L’amico Guidorodolfo mi perdonerà (o forse no...), ma all'esito di una stagione che ha visto la impietosa debacle delle squadre guidate dai visionari, dai dogmatici, dai giochisti (chiamateli un po' come volete), da allenatori, insomma, che fanno del possesso palla e del fraseggio prolungato il proprio mantra, ergendosi (o comunque venendo eretti) a guru del calcio, non c'è niente di più appagante, - per chi come me sposa invece l'inversa tendenza - che poter suggellare il trionfo del teorema di Max, così riassunto dal livornese con una delle sue tante chiose: "Nel calcio sono diventati tutti filosofi!".

Da Guardiola a Sarri, passando per Pochettino e Setien, abbiamo assistito alla definitiva implosione calcistica della maniacale applicazione geometrica alla impostazione del gioco, con linee del campo e posizione degli uomini studiate con droni e pc multimediali, numero pre-determinato di tocchi di palla consentiti a ciascun giocatore, movimenti meccanici in avanti, indietro, lateralmente e obliquamente. Con buona pace del calcolo delle variabili di campo (la palla che prende uno strano effetto, la zolla del terreno, un rimpallo malandrino) o, più semplicemente, dell'avversario, che quelle mosse ripetitive e immutabili ha ormai imparato a decifrarle, prendendo le dovute contromosse, cui però compagini troppo impostate e pre-confezionate non sono a loro volta più in grado di controbattere efficacemente. E così capita che, al netto delle terapeutiche stoccate vincenti dei singoli, le squadre iper-organizzate prendano scoppole a destra e manca, infilzate da azioni ficcanti in contropiedi armati ad arte da difese e centrocampi granitici e compatti, che fanno della densità e delle ripartenze repentine frecce micidiali all'arco di chi le scocca.

"Il calcio è un gioco stupido per persone intelligenti" dice sempre qualcuno tacciato di non gioco (ahhhh, beata ignoranza), eppure, chissà poi perché, lo si vuole rendere ad ogni costo complicato, quasi sofisticato, cosi perdendo di vista la sua vera essenza: arrivare in porta dritti come fusi (cito ancora testualmente), partendo da una buona organizzazione difensiva e affidandosi da metà campo in su all'estro dei campioni, senza scimmiottare l'altrui calcio astratto, quello possibile ammirare (che non significa poter imitare) solo in specifici contesti, dettati da più circostanze concomitanti, non ripetibile in condizioni e ambienti diversi. La verità è che il calcio è praticità, duttilità, capacità di adattamento alle diverse situazioni in campo; ma soprattutto il calcio è dei calciatori e della loro attitudine a capitalizzare le proprie caratteristiche, mettendole al servizio dei compagni e così creando una sinergia che si chiama squadra.
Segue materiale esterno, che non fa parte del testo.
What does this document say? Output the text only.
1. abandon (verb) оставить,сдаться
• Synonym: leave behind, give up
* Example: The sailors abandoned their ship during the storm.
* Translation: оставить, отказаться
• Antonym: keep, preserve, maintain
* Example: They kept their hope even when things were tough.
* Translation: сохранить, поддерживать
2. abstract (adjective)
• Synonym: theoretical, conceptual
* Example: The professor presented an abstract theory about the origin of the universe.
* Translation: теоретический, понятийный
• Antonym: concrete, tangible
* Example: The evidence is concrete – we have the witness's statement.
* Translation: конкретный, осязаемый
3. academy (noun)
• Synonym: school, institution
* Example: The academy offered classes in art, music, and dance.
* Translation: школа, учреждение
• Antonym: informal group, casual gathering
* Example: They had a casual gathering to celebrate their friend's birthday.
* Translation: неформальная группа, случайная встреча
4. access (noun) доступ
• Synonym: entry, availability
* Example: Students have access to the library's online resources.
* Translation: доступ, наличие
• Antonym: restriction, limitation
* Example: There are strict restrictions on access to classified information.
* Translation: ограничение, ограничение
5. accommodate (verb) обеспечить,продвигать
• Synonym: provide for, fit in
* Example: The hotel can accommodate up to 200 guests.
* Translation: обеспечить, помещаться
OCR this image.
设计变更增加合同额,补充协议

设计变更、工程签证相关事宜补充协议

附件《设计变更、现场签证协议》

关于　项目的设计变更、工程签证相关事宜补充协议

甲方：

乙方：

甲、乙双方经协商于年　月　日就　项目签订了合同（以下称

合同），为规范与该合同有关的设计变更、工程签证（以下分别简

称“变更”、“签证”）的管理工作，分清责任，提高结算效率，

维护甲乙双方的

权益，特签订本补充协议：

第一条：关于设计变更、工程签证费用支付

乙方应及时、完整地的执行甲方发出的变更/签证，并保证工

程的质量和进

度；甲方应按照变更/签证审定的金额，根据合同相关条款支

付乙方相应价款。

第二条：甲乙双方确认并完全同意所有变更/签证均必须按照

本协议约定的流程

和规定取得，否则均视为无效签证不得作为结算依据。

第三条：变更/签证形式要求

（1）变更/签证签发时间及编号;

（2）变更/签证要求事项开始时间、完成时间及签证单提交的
Viva il calcio semplice dunque, quello in cui non serve prendere centinaia di appunti (...), impostare algoritmi, congiungere ascisse e ordinate per individuare schemi e posizioni, viva il calcio che si fa giocando e non si gioca facendo, perché è la palla che rotola a dettare ritmi e sono le gambe e il cuore dei giocatori a determinare i risultati. L'allenatore deve essere una guida, un gestore di risorse tecniche, atletiche e umane, deve essere in grado di condividere principi non imporre idee. E in un'epoca in cui sempre più il fisico e il dinamismo vincono sulla tecnica fine a se stessa, sarebbe davvero il caso che lo spettacolo dei giocolieri lo lasciassimo al circo!